The Vindicator (Youngstown)

Photo

Allegiant Air, which provides most of the flights at the Youngstown-Warren Regional Airport, added Myrtle Beach flights in April and St. Petersburg flights in November. With the airport now offering flights to three leisure destinations — Orlando, St. Petersburg and Myrtle Beach — total passengers for 2011 are expected to climb to 39,000 for the year, which would be the highest total in 20 years.

By Ed Runyan

runyan@vindy.com

YOUNGSTOWN

With the Youngstown-Warren Regional Airport now offering flights to three leisure destinations — Orlando, St. Petersburg and Myrtle Beach — total passengers for 2011 are expected to climb to 39,000.

That would be the highest total in 20 years.

Tom Reich, president of the consulting company Air Service Partners LLC, made that observation to members of the Western Reserve Port Authority on Wednesday at the port authority’s monthly meeting.

Dan Dickten, director of aviation at the airport, which is run by the port authority, said 27,581 passengers flew out of the airport in 2010, up 60 percent over the 17,391 passengers who flew in 2009.

Allegiant Air, which provides most of the flights at the airport, added the Myrtle Beach flights in April and the St. Petersburg flights in November.

Having those flights an entire year will make the 2011 totals higher, Dickten said.

Reich, of Alexandria, Va., showed port-authority members a graphic showing that the local airport carried about 33,000 passengers per year throughout most of the 1990s.

In the last quarter of 1999, the airport offered 11 daily flights from United, Northwest and U.S. Air to Chicago, Detroit and Pittsburgh.

Within a year, there were seven flights daily to Detroit and Pittsburgh. By the end of 2001 there were two flights daily to Detroit, and by the end of 2002 there were none.

The number of passengers dropped from 27,000 in 2000 to 19,000 in 2001, to 11,365 in 2002 and to zero in 2003. Only sporadic commercial flights were offered between 2003 and 2006, when Allegiant Air started flying here.
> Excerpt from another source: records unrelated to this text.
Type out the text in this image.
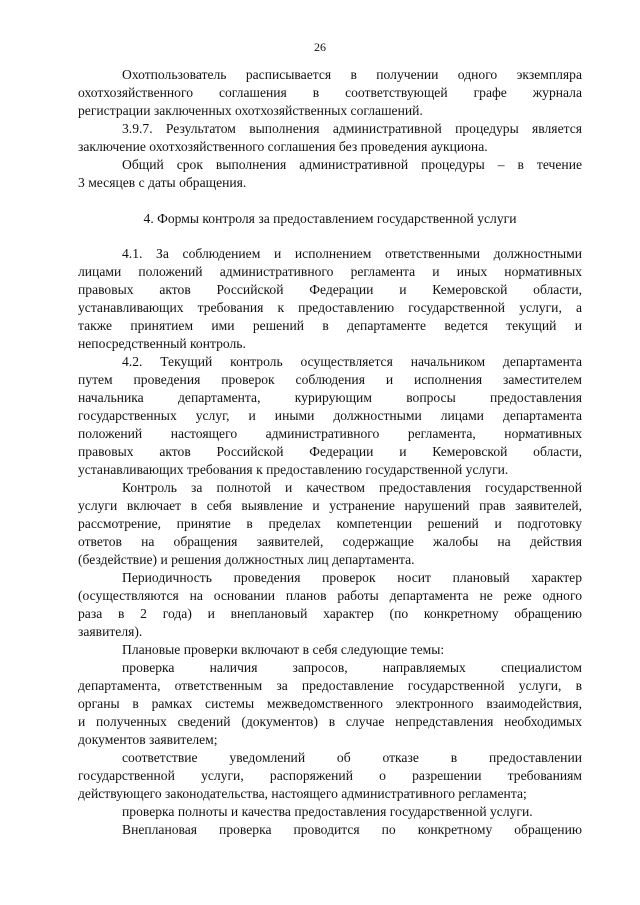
26
Охотпользователь расписывается в получении одного экземпляра
охотхозяйственного соглашения в соответствующей графе журнала
регистрации заключенных охотхозяйственных соглашений.
3.9.7. Результатом выполнения административной процедуры является
заключение охотхозяйственного соглашения без проведения аукциона.
Общий срок выполнения административной процедуры – в течение
3 месяцев с даты обращения.
4. Формы контроля за предоставлением государственной услуги
4.1. За соблюдением и исполнением ответственными должностными
лицами положений административного регламента и иных нормативных
правовых актов Российской Федерации и Кемеровской области,
устанавливающих требования к предоставлению государственной услуги, а
также принятием ими решений в департаменте ведется текущий и
непосредственный контроль.
4.2. Текущий контроль осуществляется начальником департамента
путем проведения проверок соблюдения и исполнения заместителем
начальника департамента, курирующим вопросы предоставления
государственных услуг, и иными должностными лицами департамента
положений настоящего административного регламента, нормативных
правовых актов Российской Федерации и Кемеровской области,
устанавливающих требования к предоставлению государственной услуги.
Контроль за полнотой и качеством предоставления государственной
услуги включает в себя выявление и устранение нарушений прав заявителей,
рассмотрение, принятие в пределах компетенции решений и подготовку
ответов на обращения заявителей, содержащие жалобы на действия
(бездействие) и решения должностных лиц департамента.
Периодичность проведения проверок носит плановый характер
(осуществляются на основании планов работы департамента не реже одного
раза в 2 года) и внеплановый характер (по конкретному обращению
заявителя).
Плановые проверки включают в себя следующие темы:
проверка наличия запросов, направляемых специалистом
департамента, ответственным за предоставление государственной услуги, в
органы в рамках системы межведомственного электронного взаимодействия,
и полученных сведений (документов) в случае непредставления необходимых
документов заявителем;
соответствие уведомлений об отказе в предоставлении
государственной услуги, распоряжений о разрешении требованиям
действующего законодательства, настоящего административного регламента;
проверка полноты и качества предоставления государственной услуги.
Внеплановая проверка проводится по конкретному обращению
Reich attended the meeting at the Youngstown Business Incubator to discuss how the airline industry has changed since 2000 and how airline mergers will affect all of Northeast Ohio’s airports in the future.

The biggest reason airlines pulled out of the local airport at the start of the last decade was the so-called “Southwest effect,” resulting from airlines such as Southwest Airlines and AirTran providing low-cost flights in Cleveland, Pittsburgh and Akron-Canton.

The recent merger of United and Continental and proposed merger of Southwest Airlines and AirTran are likely to have a negative effect on the Cleveland and Akron-Canton airports and provide an opportunity for the local airport to regain some market share, Reich said.

One strategy will be to show airlines such as American Eagle, Delta Connection, U.S. Airways Express and United Express how many local people fly every day out of Pittsburgh, Cleveland and Akron-Canton.

In the area roughly 30 miles out from the local airport, in a population of about 725,000 people, about 281 of them take a flight every day out of Pittsburgh, Cleveland or Akron-Canton, Reich said.

That’s enough business to support six flights per day on a 50-passenger aircraft, Reich said.

In other business, the port authority approved the election of Scott Lynn as chairman, Scott Lewis as vice chairman and Pat Pellin as secretary.

Board member Don Hanni III voted no on the positions, saying he is “not happy with the way things operate around here,” specifically with Lynn and Lewis.

Hanni said he chose not to run against either man for the positions because he believes they should be responsible for fixing the problems they have caused. He declined to identify the specific problems.